Mobilisation ist ein Begriff in der Medizin, der bei Physiotherapeuten und Rehabilitationsmedizinern im Vordergrund steht. Denn die Umkehrung, die Ruhigstellung, führt zu einer Reihe von ungesunden Folgen: Muskelschwund, Wundliegen, Thrombosen, Kontrakturen und Harnwegsinfektionen. So haben wir es einmal gelernt. Doch Mobilisierung ist nicht in jeder Hinsicht gesund. Sicherlich nicht in der Militärmedizin.
Wir sehen es in der jüngsten chaotischen russischen Mobilisierung. Was für ein Elend. Aber auch der Fall unserer eigenen nationalen Geschichte war nicht ohne Probleme. Und unsere Jungs mussten nicht einmal aufs Schlachtfeld.
Mein Großvater wurde am 31. Juli 1914 zu seiner Diensteinheit gerufen. Er war damals 31 Jahre alt. Er absolvierte seinen mehrjährigen Wehrdienst. Einen Tag später brach der Erste Weltkrieg aus. Die Angreifer lassen die Niederlande jedoch auf der linken Seite, schließlich auf der rechten Seite. Die Mobilisierten bleiben in ihren Kasernen, Bauernhöfen oder noch primitiveren Unterkünften und warten auf eine deutsche Invasion, die nicht kommen wird.
Zunächst wird angenommen, dass der Krieg nur von kurzer Dauer sein wird und bis Weihnachten alle zu Hause sein werden. Doch im November 1914 fanden sich verfeindete Fraktionen in Nordfrankreich in langwierigen Grabenkämpfen wieder. Am Ende werden die mobilisierte niederländische Armee, mein Großvater und 237.000 andere Männer vier Jahre lang in Bereitschaft bleiben. Es werden vier Jahre des Nichtstuns, denn die Niederlande „wissen, wie sie ihre Neutralität bewahren“.
Vier Jahre nichts tun, gelangweilt und genervt, was macht das mit einem Menschen? Was macht es mit einer Viertelmillion junger Männer? Und was machen diese Männer den ganzen Tag? Diese Mobilisierung ist in der Tat eine große Immobilisierung. Die körperliche Verfassung droht auf ein nicht akzeptables Niveau abzusinken. Deshalb organisiert die Heeresführung an Sommertagen Tagesmärsche von bis zu 40 Kilometern.
Außerdem werden viele „Körperübungen“ durchgeführt.

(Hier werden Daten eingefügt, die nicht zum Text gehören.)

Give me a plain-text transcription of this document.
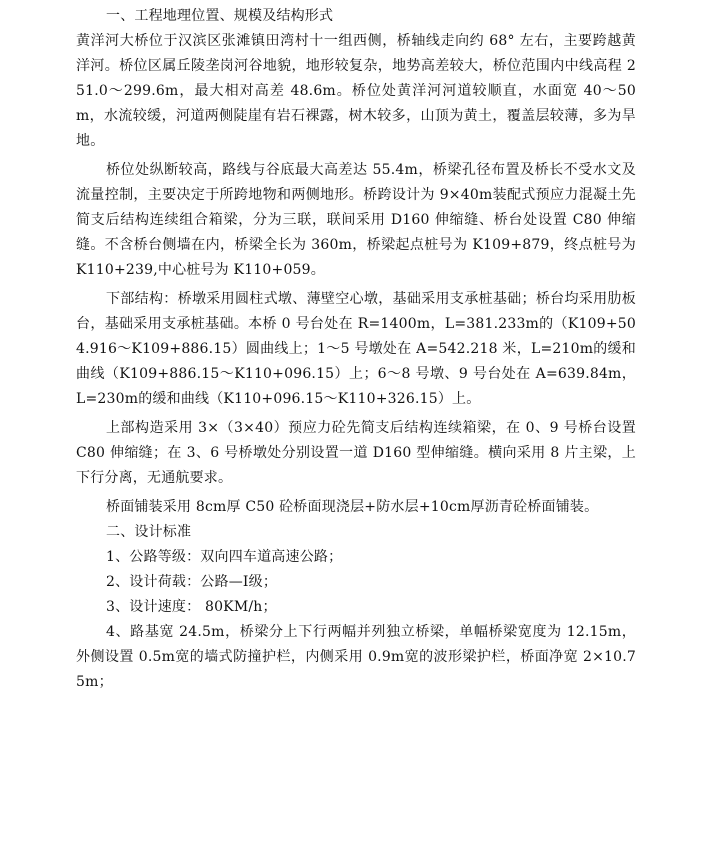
一、工程地理位置、规模及结构形式

黄洋河大桥位于汉滨区张滩镇田湾村十一组西侧，桥轴线走向约 68° 左右，主要跨越黄洋河。桥位区属丘陵垄岗河谷地貌，地形较复杂，地势高差较大，桥位范围内中线高程 251.0～299.6m，最大相对高差 48.6m。桥位处黄洋河河道较顺直，水面宽 40～50m，水流较缓，河道两侧陡崖有岩石裸露，树木较多，山顶为黄土，覆盖层较薄，多为旱地。

桥位处纵断较高，路线与谷底最大高差达 55.4m，桥梁孔径布置及桥长不受水文及流量控制，主要决定于所跨地物和两侧地形。桥跨设计为 9×40m装配式预应力混凝土先简支后结构连续组合箱梁，分为三联，联间采用 D160 伸缩缝、桥台处设置 C80 伸缩缝。不含桥台侧墙在内，桥梁全长为 360m，桥梁起点桩号为 K109+879，终点桩号为 K110+239,中心桩号为 K110+059。

下部结构：桥墩采用圆柱式墩、薄壁空心墩，基础采用支承桩基础；桥台均采用肋板台，基础采用支承桩基础。本桥 0 号台处在 R=1400m，L=381.233m的（K109+504.916～K109+886.15）圆曲线上；1～5 号墩处在 A=542.218 米，L=210m的缓和曲线（K109+886.15～K110+096.15）上；6～8 号墩、9 号台处在 A=639.84m，L=230m的缓和曲线（K110+096.15～K110+326.15）上。

上部构造采用 3×（3×40）预应力砼先简支后结构连续箱梁，在 0、9 号桥台设置 C80 伸缩缝；在 3、6 号桥墩处分别设置一道 D160 型伸缩缝。横向采用 8 片主梁，上下行分离，无通航要求。

桥面铺装采用 8cm厚 C50 砼桥面现浇层+防水层+10cm厚沥青砼桥面铺装。

二、设计标准

1、公路等级：双向四车道高速公路；

2、设计荷载：公路—Ⅰ级；

3、设计速度： 80KM/h；

4、路基宽 24.5m，桥梁分上下行两幅并列独立桥梁，单幅桥梁宽度为 12.15m，外侧设置 0.5m宽的墙式防撞护栏，内侧采用 0.9m宽的波形梁护栏，桥面净宽 2×10.75m；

Die restliche Zeit wird für die Wache, Reinigung und das Sauberhalten der Rüstung aufgewendet. Denn wenn Königin Wilhelmina einen unerwarteten Wirbelwindbesuch macht, muss alles glänzen!

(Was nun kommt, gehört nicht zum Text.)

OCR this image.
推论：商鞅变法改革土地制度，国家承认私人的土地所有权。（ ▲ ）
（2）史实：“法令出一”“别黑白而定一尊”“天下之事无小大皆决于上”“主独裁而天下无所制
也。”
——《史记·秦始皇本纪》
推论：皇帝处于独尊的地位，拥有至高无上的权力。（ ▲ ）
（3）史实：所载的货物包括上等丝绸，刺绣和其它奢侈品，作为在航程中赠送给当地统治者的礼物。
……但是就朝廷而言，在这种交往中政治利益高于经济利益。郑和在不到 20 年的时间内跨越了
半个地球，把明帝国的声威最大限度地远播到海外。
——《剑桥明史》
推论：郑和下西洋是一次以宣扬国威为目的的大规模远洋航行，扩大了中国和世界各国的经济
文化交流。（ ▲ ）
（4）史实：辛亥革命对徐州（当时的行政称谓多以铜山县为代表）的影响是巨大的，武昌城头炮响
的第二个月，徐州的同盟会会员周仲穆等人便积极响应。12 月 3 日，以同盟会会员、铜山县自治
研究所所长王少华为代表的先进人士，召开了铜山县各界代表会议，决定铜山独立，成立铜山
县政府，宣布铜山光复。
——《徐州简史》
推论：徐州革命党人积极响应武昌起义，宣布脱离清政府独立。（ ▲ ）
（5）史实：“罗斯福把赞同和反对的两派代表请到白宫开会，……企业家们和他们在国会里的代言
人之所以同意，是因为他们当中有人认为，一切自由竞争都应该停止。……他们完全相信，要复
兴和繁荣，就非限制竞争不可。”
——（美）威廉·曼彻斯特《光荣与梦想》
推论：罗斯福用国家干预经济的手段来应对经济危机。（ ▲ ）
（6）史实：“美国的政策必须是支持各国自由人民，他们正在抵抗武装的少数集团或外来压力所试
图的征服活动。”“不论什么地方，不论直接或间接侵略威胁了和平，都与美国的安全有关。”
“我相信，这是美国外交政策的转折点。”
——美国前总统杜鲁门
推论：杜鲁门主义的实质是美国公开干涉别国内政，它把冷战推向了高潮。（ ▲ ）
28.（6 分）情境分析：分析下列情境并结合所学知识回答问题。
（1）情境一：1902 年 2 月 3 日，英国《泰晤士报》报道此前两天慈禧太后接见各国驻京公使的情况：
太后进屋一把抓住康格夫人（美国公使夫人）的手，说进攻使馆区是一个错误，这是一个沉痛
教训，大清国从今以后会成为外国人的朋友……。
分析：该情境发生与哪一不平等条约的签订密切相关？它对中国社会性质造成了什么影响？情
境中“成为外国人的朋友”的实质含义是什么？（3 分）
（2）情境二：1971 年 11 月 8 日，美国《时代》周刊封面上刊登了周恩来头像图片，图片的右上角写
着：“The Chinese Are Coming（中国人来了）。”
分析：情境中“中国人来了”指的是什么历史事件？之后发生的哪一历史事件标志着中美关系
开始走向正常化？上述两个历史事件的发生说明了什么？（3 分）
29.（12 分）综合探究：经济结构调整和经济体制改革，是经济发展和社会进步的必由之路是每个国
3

Es ist ein lehrreiches Naturexperiment aus sozialmedizinischer Sicht. Die Mobilisierung scheint einige Gesundheitsrisiken mit sich zu bringen. Die Mobilisierten sind aufgrund schlechter Wohnverhältnisse und mangelnder Hygiene anfällig für Infektionskrankheiten. Krätze, Typhus und sexuell übertragbare Krankheiten haben alle Chancen. Es wird geschätzt, dass 3-5 % des Militärpersonals an einer sexuell übertragbaren Krankheit erkranken.
Geschlechtskrankheiten – genau wie Alkoholmissbrauch – werden zu einer echten Bedrohung für die Vorbereitung unserer Jungs. Eine wirksame Kontrolle ist nicht möglich. Wo soll man anfangen ? Ein Gesetz von 1911 verbietet den Verkauf von Verhütungsmitteln. Das Bordellverbot von 1912 zielt darauf ab, die Prostitution in den Niederlanden zu bekämpfen. Die militärische Führung nimmt diesbezüglich eine zwiespältige Position ein. Wir sehen die sexuelle Not junger Männer. Einige greifen auf homosexuelles Verhalten zurück. Bestialität wird in den Farmställen gemeldet. Prostitution gilt nach wie vor als das geringste Ventil. Es ist sogar organisiert. Dies sind oft belgische Frauen, die ihre Dienste in den Niederlanden anbieten, um ihre Familien zu unterstützen. In den Straßen mit vielen infizierten Prostituierten werden Militärposten eingerichtet, wo vorbeikommende Soldaten auf die Ansteckungsgefahr aufmerksam gemacht werden. Aber das hilft nicht viel.
„Trotz ausreichender Erkenntnisse hat die Prävention versagt“, können wir rückblickend festhalten. Ich bin gespannt auf die Ergebnisse der russischen Mobilisierung.